National parks are usually owned and managed by national or state governments. In Britain the National Trust, a private charity founded in 1895, owns more than 2,700 sq km (1,047 sq mi) of countryside, and 853 km (530 mi) of coastline, as well as over 200 historic houses and gardens. Similar organizations exist in Australia and elsewhere. In November 2000 the governments of South Africa, Mozambique, and Zimbabwe agreed to the creation of Africa’s biggest wildlife park, the Great Limpopo Transfrontier Park, to be jointly managed by all three nations. As for nature reserves, some, such as the National Nature Reserves in Britain and the National Seashores and National Preserves in the United States, are managed by government bodies, but many are owned by national trusts, animal protection charities, or other voluntary organizations.
Many national parks and nature reserves are affected by a conflict between the needs of conservation and recreation; by their sheer numbers, visitors may unintentionally destroy the landscapes or interfere with the flora and fauna that the parks were created to protect. In response to this threat, parts of several American national parks have been closed to the public and a limit placed on the number of visitors permitted to enter certain fragile areas. Designated trails or roads have been created, as in several African national parks, and guided tours made compulsory, as in some national parks in India.
The designation of national parks and nature reserves can also conflict with other possible uses for the land and resources, especially in the relatively remote, sparsely populated, and politically unimportant areas which tend to be most suitable for conservation. They may be attractive, for example, to military forces for training purposes, as, for example, inside 6 of the 11 national parks in England and Wales. Some conservation areas may be threatened by commercial exploitation of their minerals or trees: for example, national parks in Tasmania and in the South Island, New Zealand, were extended in the 1980s to protect rainforests from logging. Electricity companies may develop hydroelectric schemes or build nuclear power stations. In many developing countries farmers, hunters, or mineral prospectors eager for uncultivated land or unexploited resources may intrude into protected areas. The elephants in African national parks, for example, were in serious danger from poaching during the 1970s and 1980s. In Amazonia National Park, Brazil, frequent confrontations occur between native groups and incoming farmers and prospectors. In parks where quarrying, mining, electricity generation, or other large-scale activities are permitted, they are carefully and expensively monitored to minimize pollution and degradation of the landscape.

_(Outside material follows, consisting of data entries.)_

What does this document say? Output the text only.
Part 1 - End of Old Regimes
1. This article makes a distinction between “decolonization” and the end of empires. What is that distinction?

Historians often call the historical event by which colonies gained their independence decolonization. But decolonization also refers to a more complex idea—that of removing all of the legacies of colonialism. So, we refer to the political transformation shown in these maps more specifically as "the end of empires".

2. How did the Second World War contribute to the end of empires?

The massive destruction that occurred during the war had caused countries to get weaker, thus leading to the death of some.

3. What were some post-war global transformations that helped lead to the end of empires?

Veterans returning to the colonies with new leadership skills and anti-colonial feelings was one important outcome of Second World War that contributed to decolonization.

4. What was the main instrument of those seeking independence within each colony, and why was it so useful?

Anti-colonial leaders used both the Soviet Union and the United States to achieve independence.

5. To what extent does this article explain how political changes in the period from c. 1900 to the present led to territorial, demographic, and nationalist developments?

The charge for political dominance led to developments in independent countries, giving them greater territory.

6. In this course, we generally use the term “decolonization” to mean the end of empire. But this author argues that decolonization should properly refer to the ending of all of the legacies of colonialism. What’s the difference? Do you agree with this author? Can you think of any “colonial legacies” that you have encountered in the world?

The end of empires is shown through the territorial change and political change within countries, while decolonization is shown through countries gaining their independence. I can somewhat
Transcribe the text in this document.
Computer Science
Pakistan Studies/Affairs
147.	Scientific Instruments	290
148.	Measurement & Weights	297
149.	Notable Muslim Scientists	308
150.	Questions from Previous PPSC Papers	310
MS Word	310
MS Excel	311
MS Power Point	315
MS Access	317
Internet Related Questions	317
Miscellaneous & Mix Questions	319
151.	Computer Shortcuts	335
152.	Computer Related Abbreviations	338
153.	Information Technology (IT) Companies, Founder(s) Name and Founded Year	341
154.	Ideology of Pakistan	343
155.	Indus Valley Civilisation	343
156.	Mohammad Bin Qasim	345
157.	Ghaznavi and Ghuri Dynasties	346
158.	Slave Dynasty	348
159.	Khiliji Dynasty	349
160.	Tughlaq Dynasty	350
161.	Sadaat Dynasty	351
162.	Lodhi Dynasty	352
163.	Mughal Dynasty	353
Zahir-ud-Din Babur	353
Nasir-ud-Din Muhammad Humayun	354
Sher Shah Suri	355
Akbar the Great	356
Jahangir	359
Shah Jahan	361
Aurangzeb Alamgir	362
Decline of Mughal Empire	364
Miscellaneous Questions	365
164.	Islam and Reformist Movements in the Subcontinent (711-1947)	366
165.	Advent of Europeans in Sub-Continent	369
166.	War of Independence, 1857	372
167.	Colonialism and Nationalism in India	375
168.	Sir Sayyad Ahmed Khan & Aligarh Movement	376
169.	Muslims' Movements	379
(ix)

The conservation of such areas of natural beauty, cultural heritage, or scientific interest is especially problematic in developing countries where, in contrast to those industrialized nations which were the first to establish national parks and nature reserves, governments and pressure groups often find that proposals to impose limits on further development are too costly or unpopular. The United Nations Educational, Scientific, and Cultural Organization (UNESCO), the United Nations Environment Programme (UNEP), and the Food and Agriculture Organization (FAO) all support and sponsor national parks and nature reserves in developing countries; in addition UNESCO has placed many national parks and nature reserves, in both developed and developing countries, on its World Heritage List of unique environments. As economies and populations continue to grow, the creation and maintenance of national parks and nature reserves seems likely to be both increasingly necessary and increasingly difficult.
The largest national park in the world is the Tumucumaque National Park in the Brazilian state of Amapá, created in 2002; it covers about 38,850 sq km (15,000 sq mi) of largely uninhabited rainforest. The Salonga National Park, in the Bandundu and Kasai regions of the Democratic Republic of the Congo, is the second largest (36,000 sq km/13,900 sq mi).